The walls. The side of the bath. The floor. Patches of the ceiling. Everywhere there was blood. I made it two steps from the bathroom before doubling over and throwing up. I vomited right on top of the bloody footprints.
/> The bloody footprints gave me a map and a few seconds later I followed them. I knew the house was covered in evidence of my existence: my clothes, fingerprints, hair and skin, saliva on the beer bottle, footprints, vomit. I’d have needed to spend days there trying to hide it all, and even then I’d just have left more behind. I trusted that because I had no criminal record, the police had no way of tracing me.
The garage door was open and the handle smeared with blood. Cyris had stolen Luciana’s car. Snapping the keys in the van had been pointless. He was out there driving to Kathy’s house, pursued only by the dawn and his enthusiasm for killing. Both would catch him. I fished Kathy’s number from my pocket. The search for a phone began and ended what felt like an hour later. Each lost second fell heavily on me.
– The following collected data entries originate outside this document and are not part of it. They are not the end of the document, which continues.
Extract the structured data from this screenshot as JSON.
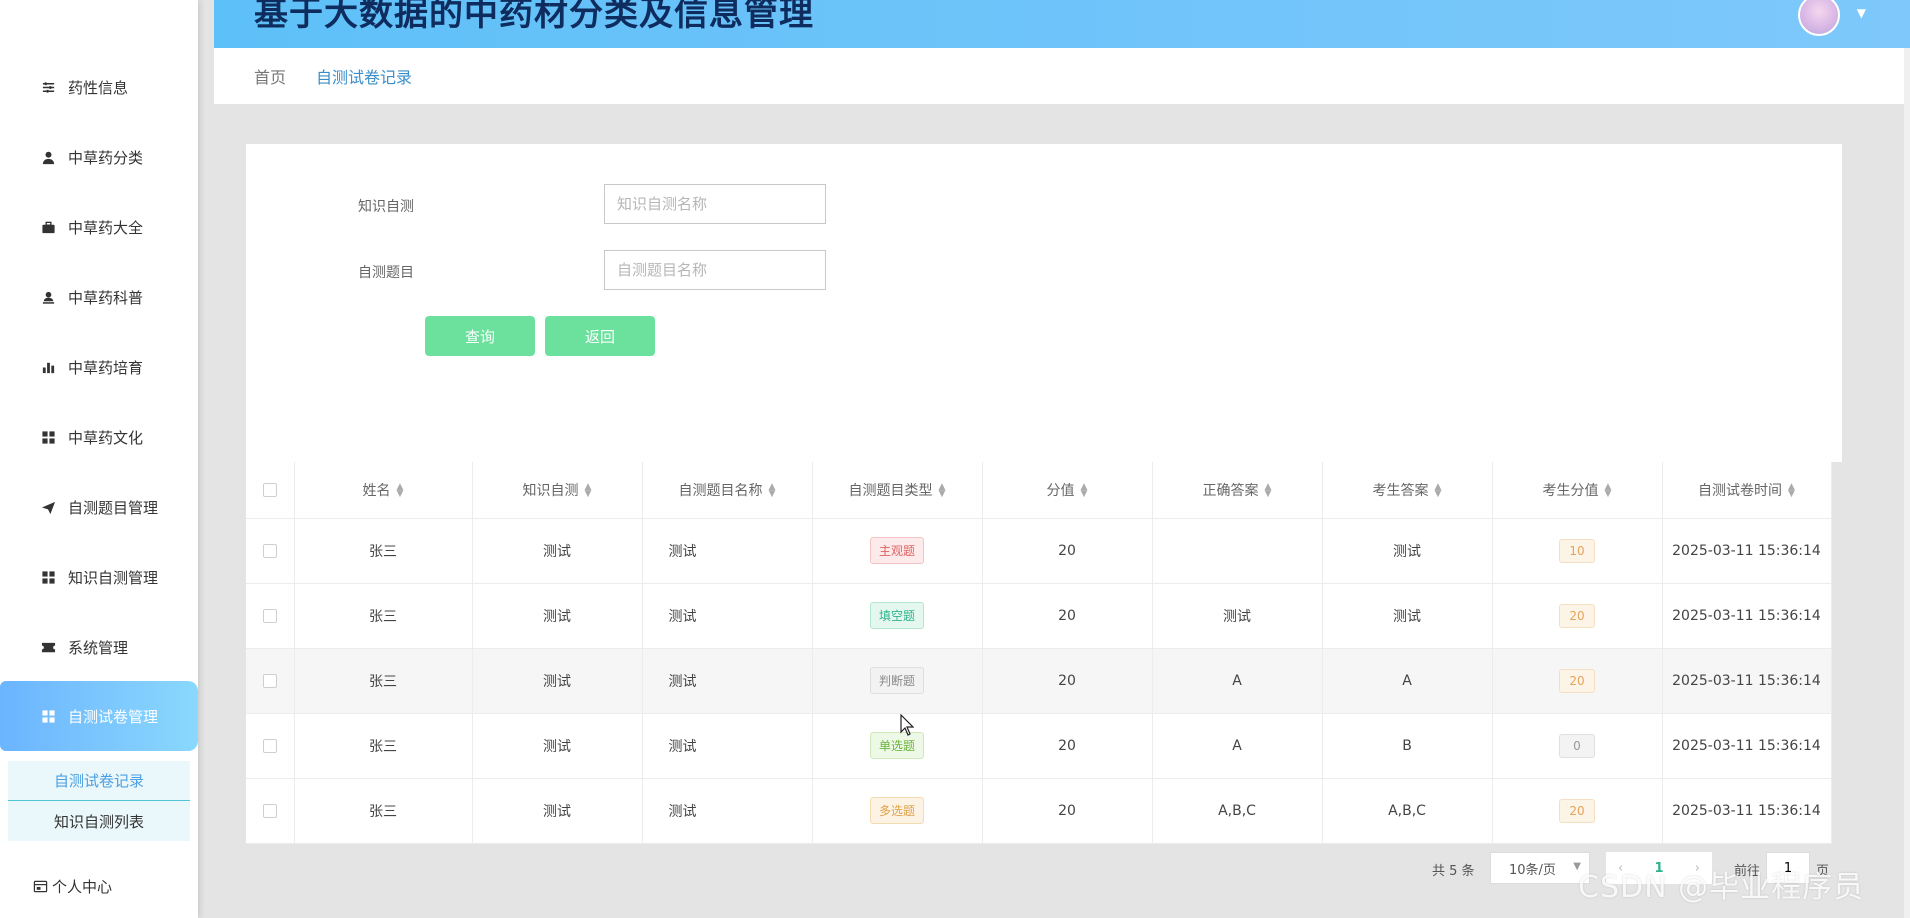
{
  "app": {
    "title": "基于大数据的中药材分类及信息管理"
  },
  "sidebar": {
    "items": [
      {
        "label": "药性信息",
        "icon": "sliders-icon"
      },
      {
        "label": "中草药分类",
        "icon": "user-icon"
      },
      {
        "label": "中草药大全",
        "icon": "briefcase-icon"
      },
      {
        "label": "中草药科普",
        "icon": "user-id-icon"
      },
      {
        "label": "中草药培育",
        "icon": "bar-chart-icon"
      },
      {
        "label": "中草药文化",
        "icon": "grid-icon"
      },
      {
        "label": "自测题目管理",
        "icon": "send-icon"
      },
      {
        "label": "知识自测管理",
        "icon": "grid-icon"
      },
      {
        "label": "系统管理",
        "icon": "ticket-icon"
      },
      {
        "label": "自测试卷管理",
        "icon": "grid-icon"
      }
    ],
    "submenu": [
      {
        "label": "自测试卷记录"
      },
      {
        "label": "知识自测列表"
      }
    ],
    "profile": {
      "label": "个人中心",
      "icon": "profile-icon"
    }
  },
  "breadcrumb": {
    "home": "首页",
    "current": "自测试卷记录"
  },
  "search": {
    "knowledge_label": "知识自测",
    "knowledge_placeholder": "知识自测名称",
    "question_label": "自测题目",
    "question_placeholder": "自测题目名称",
    "query_button": "查询",
    "back_button": "返回"
  },
  "table": {
    "headers": [
      "姓名",
      "知识自测",
      "自测题目名称",
      "自测题目类型",
      "分值",
      "正确答案",
      "考生答案",
      "考生分值",
      "自测试卷时间"
    ],
    "rows": [
      {
        "name": "张三",
        "knowledge": "测试",
        "question": "测试",
        "type": "主观题",
        "type_color": "red",
        "score": "20",
        "correct": "",
        "answer": "测试",
        "got": "10",
        "got_color": "orange",
        "time": "2025-03-11 15:36:14"
      },
      {
        "name": "张三",
        "knowledge": "测试",
        "question": "测试",
        "type": "填空题",
        "type_color": "teal",
        "score": "20",
        "correct": "测试",
        "answer": "测试",
        "got": "20",
        "got_color": "orange",
        "time": "2025-03-11 15:36:14"
      },
      {
        "name": "张三",
        "knowledge": "测试",
        "question": "测试",
        "type": "判断题",
        "type_color": "gray",
        "score": "20",
        "correct": "A",
        "answer": "A",
        "got": "20",
        "got_color": "orange",
        "time": "2025-03-11 15:36:14"
      },
      {
        "name": "张三",
        "knowledge": "测试",
        "question": "测试",
        "type": "单选题",
        "type_color": "green",
        "score": "20",
        "correct": "A",
        "answer": "B",
        "got": "0",
        "got_color": "gray",
        "time": "2025-03-11 15:36:14"
      },
      {
        "name": "张三",
        "knowledge": "测试",
        "question": "测试",
        "type": "多选题",
        "type_color": "orange",
        "score": "20",
        "correct": "A,B,C",
        "answer": "A,B,C",
        "got": "20",
        "got_color": "orange",
        "time": "2025-03-11 15:36:14"
      }
    ]
  },
  "pagination": {
    "total": "共 5 条",
    "page_size": "10条/页",
    "current_page": "1",
    "goto_label": "前往",
    "goto_value": "1",
    "goto_suffix": "页"
  },
  "watermark": "CSDN @毕业程序员"
}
Each breath I sucked in was one less for Kathy.
I dialed while running outside to my car. I nearly lost control because of my sweaty hands, and the result was a beeping that told me I’d called a nonexistent number. I reached the end of the driveway and had to use my teeth to pull the antenna up on the phone. This time I got the number right. The only problem was the number was busy.
I rang the police. I got the phone up to my ear, but it slipped from my wet hand. I juggled the flashlight trying to save it and ended up losing both. Just before the phone cracked into the driveway I heard the shrill voice of a female dispatcher. The flashlight still worked, but the phone didn’t.
I didn’t hang around. I thought of going to a neighbor’s house, but what neighbor would have let me inside? My tires screeched as I pulled away from the house. It was still dark, but the edges of the sky were fading to the color of a dark bruise. Dawn was approaching, and the early morning was beginning to wash away the night with a cold light that made everything look bleak. There were more cars on the road. I ignored the toots and the flipping fingers of the drivers as I swerved around them, driving with all the skill of a man who has no skill but only desperation.